Question

A standard piece of paper is 0.05 mm thick. Let's imagine taking a piece of paper and folding the paper in half multiple times. We'll assume we can make "perfect folds," where each fold makes the folded paper exactly twice as thick as before - and we can make as many folds as we want.
A. Write a function g that determines the thickness of the folded paper (in mm) in terms of the number folds made, n.
B. The function g has an inverse. The function g determines the number of folds needed to give the folded paper a thickness of t mm. Write a function formula for g-1.
C. Use your function in part (b) to determine how many times you must fold a piece of paper to make the folded paper have a thickness that is the same as the distance from the earth to the moon. (Assume the distance from the earth to the moon is 384,472,300,000 mm).

Answer 1

Answer:

(a)$g(n)=0.05\cdot 2^n$

(b)$g^{-1}(n)=\log_{2}20g(n)$

(c)43 times

Step-by-step explanation:

Part A

The paper's thickness = 0.05mm

When the paper is folded, its width doubles (increases by 100%).

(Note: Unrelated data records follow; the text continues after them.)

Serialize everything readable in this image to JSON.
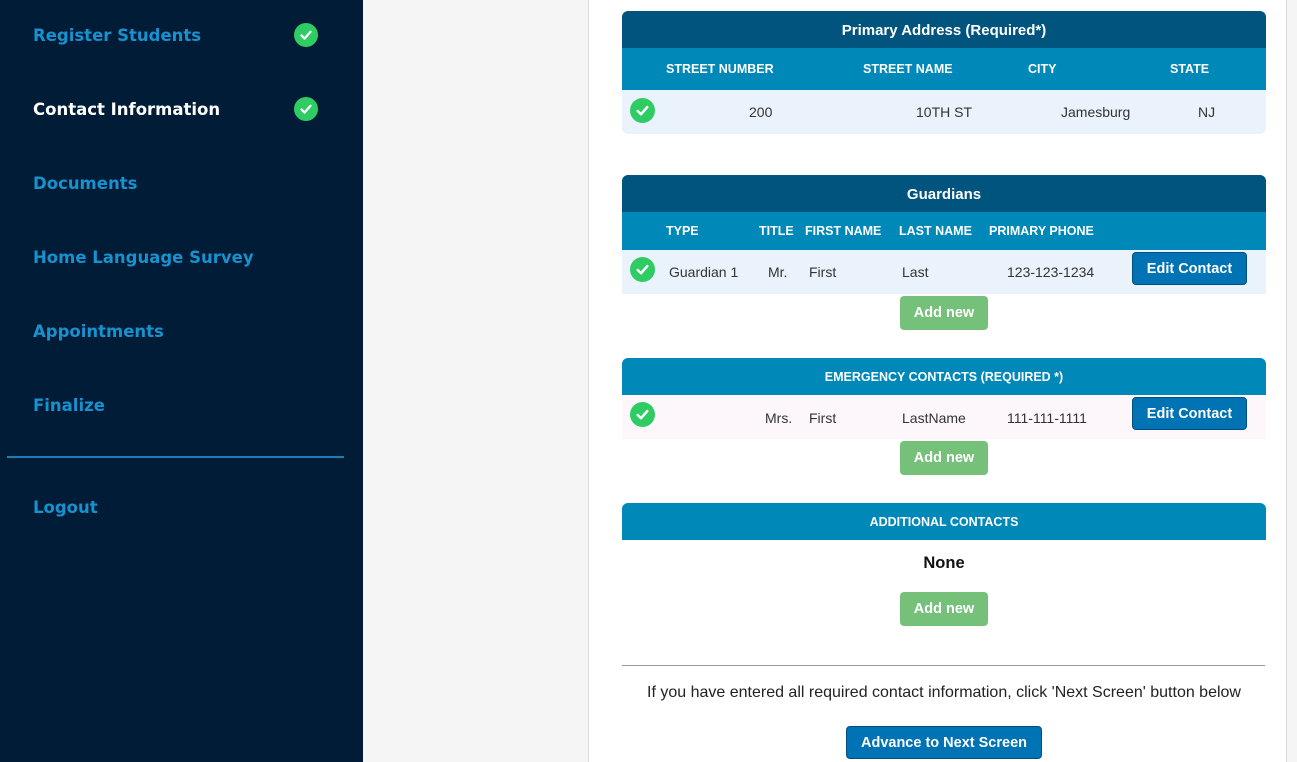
{
  "sidebar": {
    "items": [
      {
        "label": "Register Students",
        "complete": true
      },
      {
        "label": "Contact Information",
        "complete": true,
        "active": true
      },
      {
        "label": "Documents",
        "complete": false
      },
      {
        "label": "Home Language Survey",
        "complete": false
      },
      {
        "label": "Appointments",
        "complete": false
      },
      {
        "label": "Finalize",
        "complete": false
      }
    ],
    "logout_label": "Logout"
  },
  "address": {
    "title": "Primary Address (Required*)",
    "columns": [
      "STREET NUMBER",
      "STREET NAME",
      "CITY",
      "STATE"
    ],
    "row": {
      "street_number": "200",
      "street_name": "10TH ST",
      "city": "Jamesburg",
      "state": "NJ"
    }
  },
  "guardians": {
    "title": "Guardians",
    "columns": [
      "TYPE",
      "TITLE",
      "FIRST NAME",
      "LAST NAME",
      "PRIMARY PHONE"
    ],
    "rows": [
      {
        "type": "Guardian 1",
        "title": "Mr.",
        "first_name": "First",
        "last_name": "Last",
        "phone": "123-123-1234",
        "action": "Edit Contact"
      }
    ],
    "add_label": "Add new"
  },
  "emergency": {
    "title": "EMERGENCY CONTACTS (REQUIRED *)",
    "rows": [
      {
        "title": "Mrs.",
        "first_name": "First",
        "last_name": "LastName",
        "phone": "111-111-1111",
        "action": "Edit Contact"
      }
    ],
    "add_label": "Add new"
  },
  "additional": {
    "title": "ADDITIONAL CONTACTS",
    "empty_text": "None",
    "add_label": "Add new"
  },
  "footer": {
    "note": "If you have entered all required contact information, click 'Next Screen' button below",
    "next_label": "Advance to Next Screen"
  },
  "colors": {
    "sidebar_bg": "#001c36",
    "nav_link": "#1891cf",
    "header_dark": "#00547d",
    "header_light": "#0088b9",
    "success": "#2ecc63",
    "primary_button": "#0073b5",
    "add_button": "#76c17a"
  }
}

The thickness of the paper grows exponentially and can be modeled by the function:

$g(n)=0.05(1+100\%)^n\\\\g(n)=0.05\cdot 2^n$

Part B

$g(n)=0.05\cdot 2^n\\2^n=\dfrac{g(n)}{0.05}\\ 2^n=20g(n)\\ Changing to logarithm form, we have:\\\log_{2}20g(n)=n\\ Therefore:\\g^{-1}(n)=\log_{2}20g(n)$

Part C

If the thickness of the paper, g(n)=384,472,300,000 mm

Then:

$g^{-1}(n)=\log_{2}20g(n)\\g^{-1}(n)=\log_{2}20\times 384,472,300,000\\=\dfrac{\log 20\times 384,472,300,000}{\log 2} \\g^{-1}(n)=42.8 \approx 43\\n=43$

You must fold the paper 43 times to make the folded paper have a thickness that is the same as the distance from the earth to the moon.